Quito Travel Guide
Introduction to Quito
Although many travelers in South America would beg to differ, it is actually Quito, Ecuador and not La Paz, Bolivia (Sucre is actually the constitutional capital of Bolivia, despite many important governmental functions being located in La Paz) that is the highest capital in the world.
At 9,300 feet, the air here may not be as breathtaking (literally) as its bigger cousin in Bolivia might be, but its old world architecture and the surrounding mountains and volcanoes most certainly are. So take some Advil to ward off that high altitude headache and throw on an alpaca sweater, because you will be spending a great deal of time exploring this deliciously charming city in Ecuador.
Cultural Attractions in Quito
There are many places to see in Quito’s old quarter, but the first place you should check out if you are on a tight schedule is Compania de Jesus.
A Jesuit church that took over 160 years to build, it turned out to be well worth the wait, as its unique architectural features and its gold coated interior has made it a highlight for walking tours in Quito.
A baroque influenced church that drew inspiration from the Moorish style of construction, it is a gem that will dazzle even the most jaded traveler.
Another work of architectural art that you cannot afford to miss while in Quito is none other than the Basilica del Voto Nacional. Famed for its intricate detail work on its exterior facade, It is also famous for being the largest neo-gothic cathedral in the Americas.

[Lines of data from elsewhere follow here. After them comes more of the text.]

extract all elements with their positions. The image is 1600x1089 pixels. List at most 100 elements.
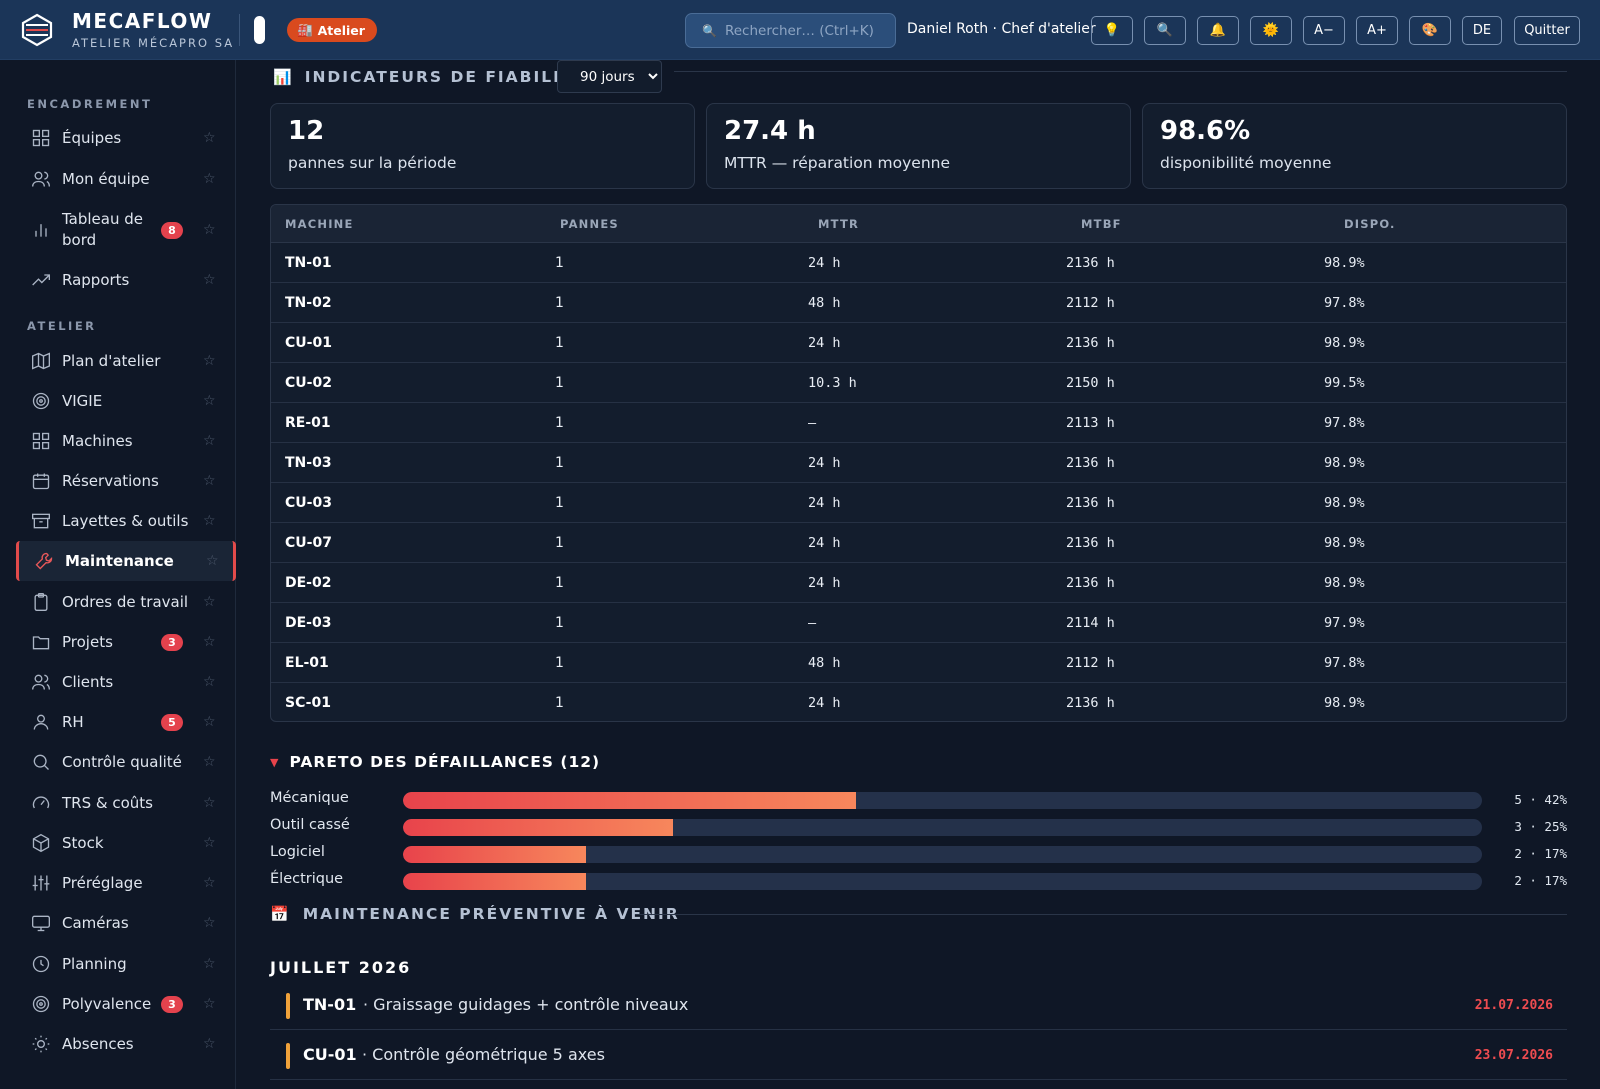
- table-row[interactable]: TN-01 1 24 h 2136 h 98.9%: [271, 243, 1566, 283]
- palette-button[interactable]: 🎨: [1409, 16, 1451, 45]
- theme-button[interactable]: 🌞: [1250, 16, 1292, 45]
- column-header-machine[interactable]: MACHINE: [285, 217, 354, 231]
- table-row[interactable]: CU-01 1 24 h 2136 h 98.9%: [271, 323, 1566, 363]
- sidebar-item-label: Machines: [62, 431, 133, 450]
- cell-mtbf: 2136 h: [1066, 455, 1115, 471]
- top-bar: MECAFLOW ATELIER MÉCAPRO SA 🏭 Atelier 🔍 …: [0, 0, 1600, 60]
- sidebar-item-vigie[interactable]: VIGIE ☆: [16, 381, 236, 421]
- favorite-star-icon[interactable]: ☆: [203, 473, 216, 489]
- favorite-star-icon[interactable]: ☆: [203, 433, 216, 449]
- lightbulb-icon: 💡: [1103, 23, 1121, 38]
- search-input[interactable]: [724, 22, 885, 39]
- favorite-star-icon[interactable]: ☆: [203, 996, 216, 1012]
- sidebar-item-prereglage[interactable]: Préréglage ☆: [16, 863, 236, 903]
- table-row[interactable]: DE-02 1 24 h 2136 h 98.9%: [271, 563, 1566, 603]
- preventive-item[interactable]: TN-01 · Graissage guidages + contrôle niv…: [270, 982, 1567, 1030]
- sidebar-item-planning[interactable]: Planning ☆: [16, 944, 236, 984]
- notifications-button[interactable]: 🔔: [1197, 16, 1239, 45]
- sidebar-item-rh[interactable]: RH 5 ☆: [16, 702, 236, 742]
- favorite-star-icon[interactable]: ☆: [203, 594, 216, 610]
- atelier-mode-badge[interactable]: 🏭 Atelier: [287, 18, 377, 42]
- table-row[interactable]: SC-01 1 24 h 2136 h 98.9%: [271, 683, 1566, 721]
- calendar-icon: 📅: [270, 905, 291, 923]
- favorite-star-icon[interactable]: ☆: [203, 513, 216, 529]
- search-box[interactable]: 🔍: [685, 13, 896, 48]
- target-icon: [30, 993, 52, 1015]
- sidebar-item-stock[interactable]: Stock ☆: [16, 823, 236, 863]
- grid-icon: [30, 127, 52, 149]
- sidebar-item-equipes[interactable]: Équipes ☆: [16, 118, 236, 158]
- kpi-caption: pannes sur la période: [288, 154, 457, 172]
- pareto-row: Mécanique 5 · 42%: [270, 790, 1567, 810]
- sidebar-item-mon-equipe[interactable]: Mon équipe ☆: [16, 159, 236, 199]
- table-row[interactable]: TN-02 1 48 h 2112 h 97.8%: [271, 283, 1566, 323]
- table-row[interactable]: CU-02 1 10.3 h 2150 h 99.5%: [271, 363, 1566, 403]
- favorite-star-icon[interactable]: ☆: [203, 714, 216, 730]
- table-header: MACHINE PANNES MTTR MTBF DISPO.: [271, 205, 1566, 243]
- column-header-mtbf[interactable]: MTBF: [1081, 217, 1122, 231]
- favorite-star-icon[interactable]: ☆: [203, 795, 216, 811]
- favorite-star-icon[interactable]: ☆: [203, 222, 216, 238]
- preventive-machine: TN-01: [303, 995, 357, 1014]
- favorite-star-icon[interactable]: ☆: [203, 875, 216, 891]
- table-row[interactable]: DE-03 1 — 2114 h 97.9%: [271, 603, 1566, 643]
- sidebar-item-absences[interactable]: Absences ☆: [16, 1024, 236, 1064]
- favorite-star-icon[interactable]: ☆: [203, 915, 216, 931]
- favorite-star-icon[interactable]: ☆: [203, 393, 216, 409]
- quit-button[interactable]: Quitter: [1514, 16, 1580, 45]
- table-row[interactable]: EL-01 1 48 h 2112 h 97.8%: [271, 643, 1566, 683]
- favorite-star-icon[interactable]: ☆: [203, 272, 216, 288]
- sidebar-item-trs-couts[interactable]: TRS & coûts ☆: [16, 783, 236, 823]
- sidebar-item-rapports[interactable]: Rapports ☆: [16, 260, 236, 300]
- favorite-star-icon[interactable]: ☆: [203, 130, 216, 146]
- preventive-machine: CU-01: [303, 1045, 357, 1064]
- favorite-star-icon[interactable]: ☆: [203, 1036, 216, 1052]
- favorite-star-icon[interactable]: ☆: [203, 956, 216, 972]
- cell-dispo: 98.9%: [1324, 575, 1365, 591]
- language-button[interactable]: DE: [1462, 16, 1502, 45]
- period-select[interactable]: 90 jours: [557, 60, 662, 93]
- font-larger-button[interactable]: A+: [1356, 16, 1398, 45]
- table-row[interactable]: RE-01 1 — 2113 h 97.8%: [271, 403, 1566, 443]
- table-row[interactable]: TN-03 1 24 h 2136 h 98.9%: [271, 443, 1566, 483]
- sidebar-item-maintenance[interactable]: Maintenance ☆: [16, 541, 236, 581]
- favorite-star-icon[interactable]: ☆: [203, 754, 216, 770]
- favorite-star-icon[interactable]: ☆: [203, 674, 216, 690]
- column-header-dispo[interactable]: DISPO.: [1344, 217, 1396, 231]
- sidebar-item-machines[interactable]: Machines ☆: [16, 421, 236, 461]
- pareto-header[interactable]: ▼ PARETO DES DÉFAILLANCES (12): [270, 753, 600, 771]
- sidebar-toggle[interactable]: [254, 16, 265, 44]
- sidebar-item-reservations[interactable]: Réservations ☆: [16, 461, 236, 501]
- favorite-star-icon[interactable]: ☆: [203, 353, 216, 369]
- cell-mtbf: 2136 h: [1066, 575, 1115, 591]
- sidebar-item-ordres-de-travail[interactable]: Ordres de travail ☆: [16, 582, 236, 622]
- cell-dispo: 98.9%: [1324, 455, 1365, 471]
- pareto-value: 3 · 25%: [1514, 819, 1567, 834]
- favorite-star-icon[interactable]: ☆: [203, 171, 216, 187]
- table-row[interactable]: CU-07 1 24 h 2136 h 98.9%: [271, 523, 1566, 563]
- pareto-bar: [403, 792, 857, 809]
- sidebar-item-layettes-outils[interactable]: Layettes & outils ☆: [16, 501, 236, 541]
- tips-button[interactable]: 💡: [1091, 16, 1133, 45]
- sidebar-item-projets[interactable]: Projets 3 ☆: [16, 622, 236, 662]
- favorite-star-icon[interactable]: ☆: [206, 553, 219, 569]
- sidebar-item-plan-d-atelier[interactable]: Plan d'atelier ☆: [16, 341, 236, 381]
- search-button[interactable]: 🔍: [1144, 16, 1186, 45]
- favorite-star-icon[interactable]: ☆: [203, 634, 216, 650]
- cell-mttr: —: [808, 615, 817, 631]
- cell-dispo: 98.9%: [1324, 335, 1365, 351]
- sidebar-item-controle-qualite[interactable]: Contrôle qualité ☆: [16, 742, 236, 782]
- table-row[interactable]: CU-03 1 24 h 2136 h 98.9%: [271, 483, 1566, 523]
- favorite-star-icon[interactable]: ☆: [203, 835, 216, 851]
- kpi-value: 12: [288, 116, 325, 146]
- sidebar-item-tableau-de-bord[interactable]: Tableau de bord 8 ☆: [16, 206, 236, 254]
- cell-dispo: 97.9%: [1324, 615, 1365, 631]
- sidebar-item-label: Absences: [62, 1034, 134, 1053]
- sidebar-item-clients[interactable]: Clients ☆: [16, 662, 236, 702]
- sidebar-item-cameras[interactable]: Caméras ☆: [16, 903, 236, 943]
- preventive-item[interactable]: CU-01 · Contrôle géométrique 5 axes 23.07.…: [270, 1032, 1567, 1080]
- sidebar-item-polyvalence[interactable]: Polyvalence 3 ☆: [16, 984, 236, 1024]
- column-header-pannes[interactable]: PANNES: [560, 217, 619, 231]
- column-header-mttr[interactable]: MTTR: [818, 217, 859, 231]
- font-smaller-button[interactable]: A−: [1303, 16, 1345, 45]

While it seems complete to the untrained eye, technically, it is not finished. Work on the structure remains drawn out, as a locally held superstition states that when this masterpiece is finally complete, the world will come to an end.

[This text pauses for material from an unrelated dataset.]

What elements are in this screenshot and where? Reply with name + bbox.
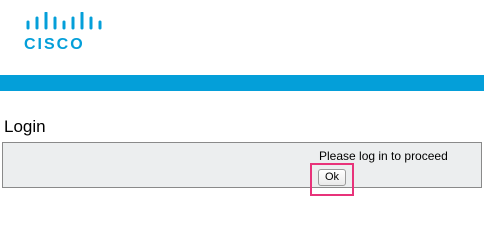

While entrance to this building is not free, the beauty of an interior makes it paying the modest $3 entrance fee, especially when you consider that it comes with access to the church tower, which is an excellent place to take a panoramic picture of the surrounding old quarter of Quito.
If you’re looking for a good art museum while in the Quito area, you owe it to yourself to pay a visit to La Capilla del Hombre.
An institution dedicated to the life’s work of Ecuadorian painter and sculptor Oswaldo Guayasamin, this modern structure contains variety of artwork that honors the lives of poor and working people from around the nation of Ecuador.
Situated atop a lofty hilltop with excellent views of the city below, both art lovers and photographers will love this stop on their tour of this city.
Other Attractions in Quito
Recognized by UNESCO as having one of the best-preserved old quarters in the Americas, the Old Town of Quito is well worth a full day of exploration and wandering.
With many narrow cobblestone streets, plenty of brightly colored houses, and massive cathedrals (most notably, Basílica del Voto Nacional), surrounding volcanoes and mountains looming above you, it will be a day that you won’t soon forget.
While there are many day trips that you can take from Quito, make sure that you make time to head north of the city to Ciudad Mitad del Mundo. It is at this point roughly where the equator passes through the country, although the placement of the official monument was actually off by about 240 meters when it was estimated many decades ago.
For those that want to legitimately straddle the midpoint of the Earth, there is a smaller and less audacious sign that signifies the official location of the Equator so that you can take that selfie with one foot in the Southern Hemisphere, and the other in the Northern Hemisphere.
Want to test the limits of your lung capacity without leaving Quito city limits? Line up for the tram at Teleferico Quito, which will take you from 9,300 feet to a dizzying 13,400 feet.
While the air up here is quite a bit thinner than it is below in the city, a brief exposure to this altitude is basically harmless, so take your photos, take a deep breath of the fresh cool mountain air, and then head down as soon as you start experiencing headaches.
If you are adequately acclimatized, and have brought adequate food and water, a climb to the summit of the Pichincha Volcano will take you to 15,400 feet, which will be a feat that will impress all your friends and family back home.